Em uma série de tuítes em sua conta oficial, Goldstein deu a entender que Tillerson se viu surpreendido por sua saída do cargo.

Steve Goldstein, um dos principais diplomatas dos Estados Unidos, foi demitido nesta terça-feira (13) depois de fazer comentários sobre a destituição do secretário de Estado Rex Tillerson.

Goldstein, subsecretário de Estado para Assuntos Públicos, disse que Tillerson não falou com o presidente Donald Trump nesta manhã e que desconhecia os motivos de sua destituição.

Em uma série de tuítes em sua conta oficial, Goldstein deu a entender que Tillerson se viu surpreendido por sua destituição.

"O secretário tinha toda a intenção de ficar, devido ao progresso tangível conseguido em questões críticas de segurança nacional. Estabeleceu e desfrutou as relações com suas contrapartes", acrescentou Goldstein.

"Desejamos o melhor para o secretário designado Pompeo", completou.

Procurado pela agência de notícias France Presse para comentar sua própria demissão, disse: "Espero descansar um pouco".

Demissão

A demissão de Tillerson foi anunciada nesta terça por Trump, em sua conta no Twitter.

"Mike Pompeo, diretor da CIA, vai se tornar nosso novo Secretário de Estado. Ele fará um trabalho fantástico! Obrigado, Rex Tillerson, por seu serviço! Gina Haspel vai se tornar a nova diretora da CIA, e a primeira mulher escolhida para o cargo.
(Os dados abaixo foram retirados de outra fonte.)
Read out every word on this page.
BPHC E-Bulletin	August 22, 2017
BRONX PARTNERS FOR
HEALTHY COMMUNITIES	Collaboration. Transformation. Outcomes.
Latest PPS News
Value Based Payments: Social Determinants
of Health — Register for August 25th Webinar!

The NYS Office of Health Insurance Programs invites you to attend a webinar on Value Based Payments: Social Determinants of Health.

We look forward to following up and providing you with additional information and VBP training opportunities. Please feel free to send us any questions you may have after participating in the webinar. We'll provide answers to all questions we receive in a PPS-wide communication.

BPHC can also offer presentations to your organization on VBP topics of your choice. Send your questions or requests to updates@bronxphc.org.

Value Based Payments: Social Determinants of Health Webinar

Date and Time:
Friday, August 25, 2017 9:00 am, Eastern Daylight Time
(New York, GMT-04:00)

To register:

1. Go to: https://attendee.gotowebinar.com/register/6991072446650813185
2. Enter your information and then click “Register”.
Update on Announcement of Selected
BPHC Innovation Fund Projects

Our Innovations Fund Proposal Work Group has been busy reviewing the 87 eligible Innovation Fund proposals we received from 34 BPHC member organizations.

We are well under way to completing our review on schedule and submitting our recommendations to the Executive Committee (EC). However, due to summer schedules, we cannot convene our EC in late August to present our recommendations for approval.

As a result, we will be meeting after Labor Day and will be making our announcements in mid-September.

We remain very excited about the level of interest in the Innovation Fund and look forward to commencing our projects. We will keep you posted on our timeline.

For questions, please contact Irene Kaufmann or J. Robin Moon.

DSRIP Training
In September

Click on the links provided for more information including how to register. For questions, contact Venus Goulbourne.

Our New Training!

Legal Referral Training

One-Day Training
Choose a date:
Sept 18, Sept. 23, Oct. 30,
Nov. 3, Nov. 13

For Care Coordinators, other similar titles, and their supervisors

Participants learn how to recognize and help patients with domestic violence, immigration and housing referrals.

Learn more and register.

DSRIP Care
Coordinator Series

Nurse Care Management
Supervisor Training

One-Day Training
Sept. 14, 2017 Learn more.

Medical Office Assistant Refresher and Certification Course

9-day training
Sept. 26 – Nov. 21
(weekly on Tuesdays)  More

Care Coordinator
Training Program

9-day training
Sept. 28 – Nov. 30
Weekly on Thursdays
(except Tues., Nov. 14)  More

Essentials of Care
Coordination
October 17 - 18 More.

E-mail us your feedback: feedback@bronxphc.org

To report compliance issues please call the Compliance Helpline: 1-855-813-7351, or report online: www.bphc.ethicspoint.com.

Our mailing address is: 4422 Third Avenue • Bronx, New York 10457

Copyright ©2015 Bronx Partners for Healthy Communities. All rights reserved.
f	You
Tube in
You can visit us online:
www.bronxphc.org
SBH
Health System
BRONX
Parabéns a todos!"

O cargo de diretor da CIA, que até agora pertencia a Pompeo, ficará com Gina Haspel, primeira mulher a assumir o posto.

Inicialmente, o presidente não deu explicação para a mudança, mas, depois, falando na Casa Branca antes de viajar para a Califórnia, Trump garantiu que tomou a decisão sozinho e admitiu desacordos com Tillerson, principalmente sobre a postura dos EUA diante do Irã.

Divergências

Trump e Tillerson, que não tinha nenhuma experiência diplomática ou política antes de se tornar secretário de Estado, discordaram diversas vezes sobre a política externa dos EUA, inclusive sobre a Coreia do Norte e a Rússia.

Publicamente, Trump criticou várias iniciativas diplomáticas de Tillerson, incluindo na última segunda (12), quando os comentários do ex-secretário sobre o envenenamento de um ex-espião russo na Inglaterra pareciam em desacordo com os da Casa Branca - que foi mais ponderada e evitou fazer menções diretas à Rússia.

Falando sobre o assunto, o presidente afirmou que planeja falar com a premiê britânica, Theresa May, ainda nesta terça sobre o tema. "Parece-me que foi a Rússia, baseado em todas as evidências que eles [britânicos] têm", disse Trump. "Assim que tivermos os fatos claros, se concordarmos com eles, vamos condenar a Rússia ou quem quer que seja".

Trump também falou a respeito do acordo nuclear entre EUA e Irã, firmado em 2015. "O acordo com o Irã achei que era terrível, ele achou que estava bem. Eu queria rompê-lo, ou fazer algo, ele sentia um pouco diferente. Então, realmente, não estávamos pensando do mesmo jeito", completou.

Tillerson também pareceu não estar a par, na semana passada, quando Trump anunciou que iria se encontrar com o líder norte-coreano e se tornar o primeiro presidente dos Estados Unidos em exercício a fazê-lo.